Christina Bobb has set forth in her affidavit that based on 23.1 hours billed at the hourly rate of $250 for a law firm associate in California, 3 hours billed at the hourly rate of $360 for a specialized law firm partner in California, .3 hour billed at the hourly rate of $450 for a specialized law firm partner in California, and 1.5 hours billed at the hourly rate of $395 for a specialized law firm partner in California, the total attorney's fees by California counsel were $7,582.50. See Bobb Aff. [25-3] ¶ 2. These attorney's fees are also itemized on an attached invoice. See Higgs Fletcher & Mack, LLP Client Detailed Time & Expense Report [25-4] at 1-5. Bobb's affidavit also sets forth that Plaintiff incurred $8,342.20 in litigation costs, comprised of filing and service fees. See Bobb Aff. [25-3] ¶ 3. These costs are also itemized on the attached invoice. See Higgs Fletcher & Mack, LLP Client Detailed Time & Expense Report [25-4] at 3-5.
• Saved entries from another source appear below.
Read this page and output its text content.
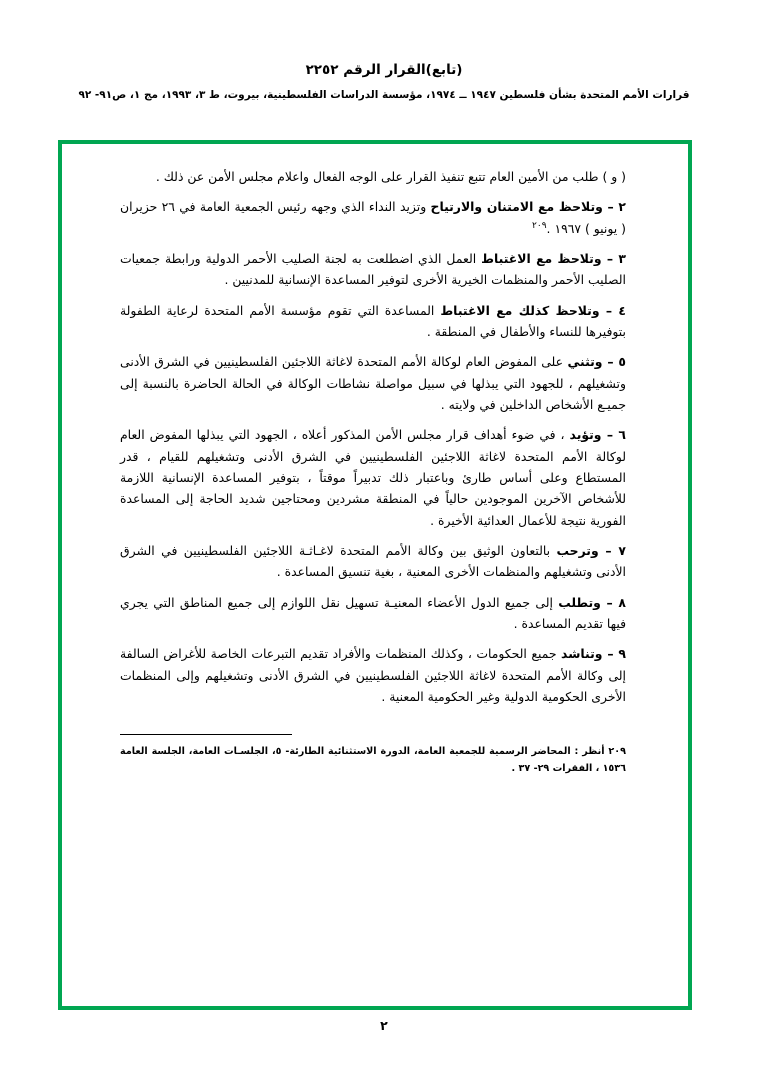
(تابع)القرار الرقم ٢٢٥٢
قرارات الأمم المتحدة بشأن فلسطين ١٩٤٧ ــ ١٩٧٤، مؤسسة الدراسات الفلسطينية، بيروت، ط ٣، ١٩٩٣، مج ١، ص٩١- ٩٢

( و ) طلب من الأمين العام تتبع تنفيذ القرار على الوجه الفعال واعلام مجلس الأمن عن ذلك .

٢ – وتلاحظ مع الامتنان والارتياح وتزيد النداء الذي وجهه رئيس الجمعية العامة في ٢٦ حزيران ( يونيو ) ١٩٦٧ .$^{٢٠٩}$

٣ – وتلاحظ مع الاغتباط العمل الذي اضطلعت به لجنة الصليب الأحمر الدولية ورابطة جمعيات الصليب الأحمر والمنظمات الخيرية الأخرى لتوفير المساعدة الإنسانية للمدنيين .

٤ – وتلاحظ كذلك مع الاغتباط المساعدة التي تقوم مؤسسة الأمم المتحدة لرعاية الطفولة بتوفيرها للنساء والأطفال في المنطقة .

٥ – وتثني على المفوض العام لوكالة الأمم المتحدة لاغاثة اللاجئين الفلسطينيين في الشرق الأدنى وتشغيلهم ، للجهود التي يبذلها في سبيل مواصلة نشاطات الوكالة في الحالة الحاضرة بالنسبة إلى جميـع الأشخاص الداخلين في ولايته .

٦ – وتؤيد ، في ضوء أهداف قرار مجلس الأمن المذكور أعلاه ، الجهود التي يبذلها المفوض العام لوكالة الأمم المتحدة لاغاثة اللاجئين الفلسطينيين في الشرق الأدنى وتشغيلهم للقيام ، قدر المستطاع وعلى أساس طارئ وباعتبار ذلك تدبيراً موقتاً ، بتوفير المساعدة الإنسانية اللازمة للأشخاص الآخرين الموجودين حالياً في المنطقة مشردين ومحتاجين شديد الحاجة إلى المساعدة الفورية نتيجة للأعمال العدائية الأخيرة .

٧ – وترحب بالتعاون الوثيق بين وكالة الأمم المتحدة لاغـاثـة اللاجئين الفلسطينيين في الشرق الأدنى وتشغيلهم والمنظمات الأخرى المعنية ، بغية تنسيق المساعدة .

٨ – وتطلب إلى جميع الدول الأعضاء المعنيـة تسهيل نقل اللوازم إلى جميع المناطق التي يجري فيها تقديم المساعدة .

٩ – وتناشد جميع الحكومات ، وكذلك المنظمات والأفراد تقديم التبرعات الخاصة للأغراض السالفة إلى وكالة الأمم المتحدة لاغاثة اللاجئين الفلسطينيين في الشرق الأدنى وتشغيلهم وإلى المنظمات الأخرى الحكومية الدولية وغير الحكومية المعنية .

٢٠٩ أنظر : المحاضر الرسمية للجمعية العامة، الدورة الاستثنائية الطارئة- ٥، الجلسـات العامة، الجلسة العامة ١٥٣٦ ، الفقرات ٢٩- ٣٧ .
٢
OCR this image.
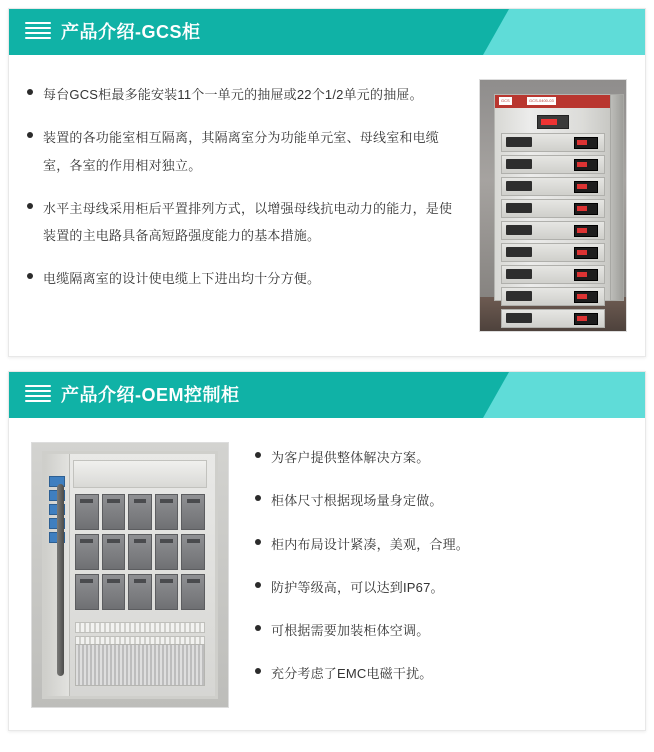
产品介绍-GCS柜
每台GCS柜最多能安装11个一单元的抽屉或22个1/2单元的抽屉。
装置的各功能室相互隔离，其隔离室分为功能单元室、母线室和电缆室，各室的作用相对独立。
水平主母线采用柜后平置排列方式，以增强母线抗电动力的能力，是使装置的主电路具备高短路强度能力的基本措施。
电缆隔离室的设计使电缆上下进出均十分方便。
GCS	GCS-0400-03
产品介绍-OEM控制柜
为客户提供整体解决方案。
柜体尺寸根据现场量身定做。
柜内布局设计紧凑，美观，合理。
防护等级高，可以达到IP67。
可根据需要加装柜体空调。
充分考虑了EMC电磁干扰。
Therefore, Plaintiff requests $9,970 in attorney's fees for local counsel and $7,582.50 in attorney's fees for California counsel, totaling $17,552.50 in attorney's fees overall. And Plaintiff requests $307.86 in costs for local counsel and $8,342.20 in costs for California counsel, totaling $8,650.06 in costs overall. The Court finds that this amount of attorney's fees and costs is warranted.
In sum, the Court, having considered all the evidence and the pleadings in this cause, having heard the argument of counsel, and otherwise being advised in the premises, hereby enters judgment against Defendants Columbus Crossfitness, LLC and Chance Wiygul, jointly and severally, in the amount of Sixty One Thousand Three Hundred Eighty One and 80/100 Dollars ($61,381.80), with attorney's fees in the amount of Seventeen Thousand Five Hundred Fifty-Two and 50/100 Dollars ($17,552.50) and costs in the amount of Eight Thousand Six Hundred Fifty and 6/100 Dollars ($8,650.06), for a total judgment in favor of Plaintiff Crossfit, Inc. of Eighty Seven Thousand Five Hundred Eighty-Four and 36/100 Dollars ($87,584.36).
An order in accordance with this opinion shall issue this day.